Por não recear o olhar penetrante: desconstruindo o cenário do primeiro cinema

Por Wagner Silva Gomes


Studio Méliès


A história do cinema registra que os primeiros filmes eram gravados em uma única cena em plano geral.  A câmara era afixada de frente para o cenário, não captando assim os movimentos e detalhes da cena. Até por isso os franceses responsáveis pelas primeiras películas chamavam o roteiro de cenário. Com isso, o cinema tinha como base a linguagem teatral, que é construída ainda hoje apoiada na recepção da plateia (público) frente ao palco (atores e cenário).

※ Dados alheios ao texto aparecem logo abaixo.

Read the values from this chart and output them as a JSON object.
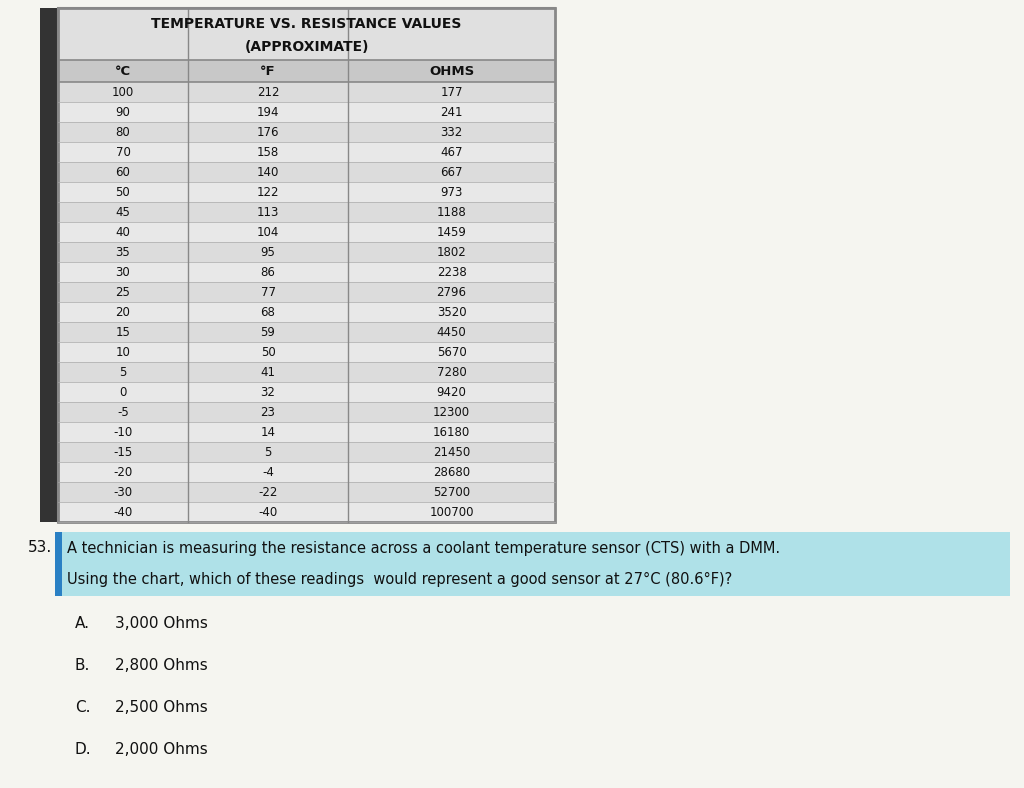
{
  "title_line1": "TEMPERATURE VS. RESISTANCE VALUES",
  "title_line2": "(APPROXIMATE)",
  "headers": [
    "°C",
    "°F",
    "OHMS"
  ],
  "rows": [
    [
      "100",
      "212",
      "177"
    ],
    [
      "90",
      "194",
      "241"
    ],
    [
      "80",
      "176",
      "332"
    ],
    [
      "70",
      "158",
      "467"
    ],
    [
      "60",
      "140",
      "667"
    ],
    [
      "50",
      "122",
      "973"
    ],
    [
      "45",
      "113",
      "1188"
    ],
    [
      "40",
      "104",
      "1459"
    ],
    [
      "35",
      "95",
      "1802"
    ],
    [
      "30",
      "86",
      "2238"
    ],
    [
      "25",
      "77",
      "2796"
    ],
    [
      "20",
      "68",
      "3520"
    ],
    [
      "15",
      "59",
      "4450"
    ],
    [
      "10",
      "50",
      "5670"
    ],
    [
      "5",
      "41",
      "7280"
    ],
    [
      "0",
      "32",
      "9420"
    ],
    [
      "-5",
      "23",
      "12300"
    ],
    [
      "-10",
      "14",
      "16180"
    ],
    [
      "-15",
      "5",
      "21450"
    ],
    [
      "-20",
      "-4",
      "28680"
    ],
    [
      "-30",
      "-22",
      "52700"
    ],
    [
      "-40",
      "-40",
      "100700"
    ]
  ],
  "question_number": "53.",
  "question_text_line1": "A technician is measuring the resistance across a coolant temperature sensor (CTS) with a DMM.",
  "question_text_line2": "Using the chart, which of these readings  would represent a good sensor at 27°C (80.6°F)?",
  "choices": [
    [
      "A.",
      "3,000 Ohms"
    ],
    [
      "B.",
      "2,800 Ohms"
    ],
    [
      "C.",
      "2,500 Ohms"
    ],
    [
      "D.",
      "2,000 Ohms"
    ]
  ],
  "highlight_color": "#a8dfe8",
  "page_bg": "#f5f5f0",
  "table_bg_even": "#dcdcdc",
  "table_bg_odd": "#e8e8e8",
  "title_bg": "#e0e0e0",
  "header_bg": "#c8c8c8",
  "border_color": "#888888",
  "dark_strip_color": "#333333",
  "text_color": "#111111"
}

Vitor Manuel Aguiar e Silva, em seu livro Teoria da Literatura, diz que o drama (teatro) é baseado na ação, ou seja, nas tensões momentâneas e imediatas entre os sujeitos. E isso é sugestivo porque o desafio que levou o primeiro cinema a progredir foi justamente se pensar na desconstrução da cena (do ilusionismo de Méliès, passando pelos cem olhos dos construtivistas Russos, ao travelling de Griffith e as inovações contemporâneas). Para isso, era preciso sair do caráter teatral que trazia os planos conjuntos, com atores e cenários de fundo, que eram carregados de informação.

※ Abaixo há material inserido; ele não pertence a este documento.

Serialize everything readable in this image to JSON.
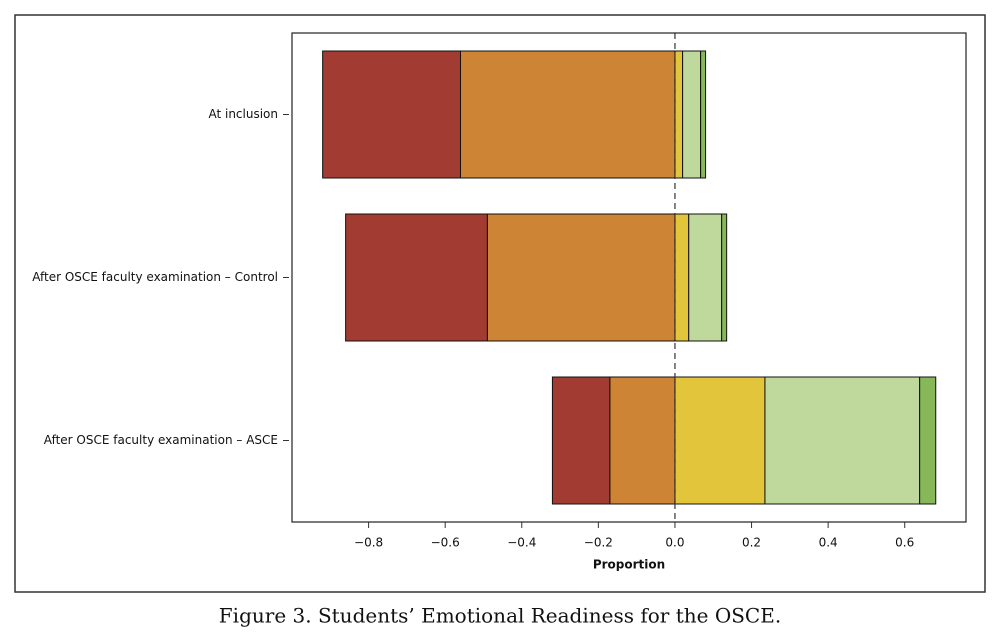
{
  "chart_data": {
    "type": "diverging-bar",
    "caption": "Figure 3.  Students’ Emotional Readiness for the OSCE.",
    "xlabel": "Proportion",
    "categories": [
      "At inclusion",
      "After OSCE faculty examination – Control",
      "After OSCE faculty examination – ASCE"
    ],
    "series": [
      {
        "color": "#a23c33",
        "values": [
          -0.36,
          -0.37,
          -0.15
        ]
      },
      {
        "color": "#cd8435",
        "values": [
          -0.56,
          -0.49,
          -0.17
        ]
      },
      {
        "color": "#e3c53c",
        "values": [
          0.02,
          0.036,
          0.235
        ]
      },
      {
        "color": "#bfd99d",
        "values": [
          0.047,
          0.086,
          0.404
        ]
      },
      {
        "color": "#86b85a",
        "values": [
          0.013,
          0.013,
          0.042
        ]
      }
    ],
    "xlim": [
      -1.0,
      0.76
    ],
    "xticks": [
      {
        "value": -0.8,
        "label": "−0.8"
      },
      {
        "value": -0.6,
        "label": "−0.6"
      },
      {
        "value": -0.4,
        "label": "−0.4"
      },
      {
        "value": -0.2,
        "label": "−0.2"
      },
      {
        "value": 0.0,
        "label": "0.0"
      },
      0.2,
      0.4,
      0.6
    ]
  }
}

Dessa maneira, se levar em conta que um dos preceitos da lírica (poesia) é aproximar os textos da pintura, pois "a pintura é a poesia: coisas há que de perto mais te agradam e outras, se à distância estiveres. Esta quer ser vista na obscuridade e aquela à viva luz, por não recear o olhar penetrante", como reza o clássico argumento de Horácio, pode-se considerar, também com Vitor Manuel Aguiar e Silva, que a exploração do cenário, adentrando-o de forma minimalista, está nas dimensões do "eu" poético, isto é, no subjetivismo que leva os sentimentos e as sensações refletirem os espaços.

Assim, o plano geral foi fragmentado pelo subjetivo, adentrando com a câmara a investigação dos sentimentos dos atores, o que leva às sensações que geram efeitos psíquicos e corporais de caráter universal. É curioso que o cinema europeu, mais especificamente o francês, ainda explore os cenários com que Vitor Manuel Aguiar e Silva chama de caráter mediato, ou seja, quando se estende o tempo de foco no sujeito, como no filme Amor (Michael Haneke, 2012) nos tons frios, na reciprocidade ora inativa, ora de urgência de vida do casal de idosos, que são refletidos também na luminosidade por compensação destacando o escuro, seja do rosto ou dos cômodos da casa, a solidão, no close-up, a pequenez da vida, no plongée, e a grandiosidade da mesma, no contra-plongée.

Com isso, constata-se que o cinema foi se aproximando cada vez mais da literatura, criando assim novos códigos de linguagem adaptados para a tela. O diretor português Manoel de Oliveira utiliza bastante os planos gerais demorando nas cenas refletindo assim a estética do primeiro cinema. A impressão que se tira dos seus filmes é de que ainda que no contemporâneo tenha surgido novos códigos a história familiar ainda guarda sua base patriarcal, as paisagens têm caráter monárquico, as pessoas sozinhas ficam perdidas nas paisagens dos grandes planos. Enfim, o autor utilizando bastante a estética do primeiro cinema cria filmes pertinentes para se pensar o contemporâneo.


Referências

BARTHES, Roland. A câmara clara: nota sobre a fotografia. Tradução de Júlio Castañon Guimarães. Rio de Janeiro: Nova Fronteira, 1984.
GOMES, Wagner Silva. Objeto palavra: um vagar entre matéria e pensamento (na poesia de Casé Lontra Marques). Trabalho de conclusão de curso, UFES, 2011.
HORÁCIO. Arte poética. Tradução de R. M. Rosado Fernandes. Lisboa: Editorial Inquérito Limitada, 1923.
SILVA, Vitor Manuel de Aguiar. Teoria da literatura. Coimbra: Almedina, 1968.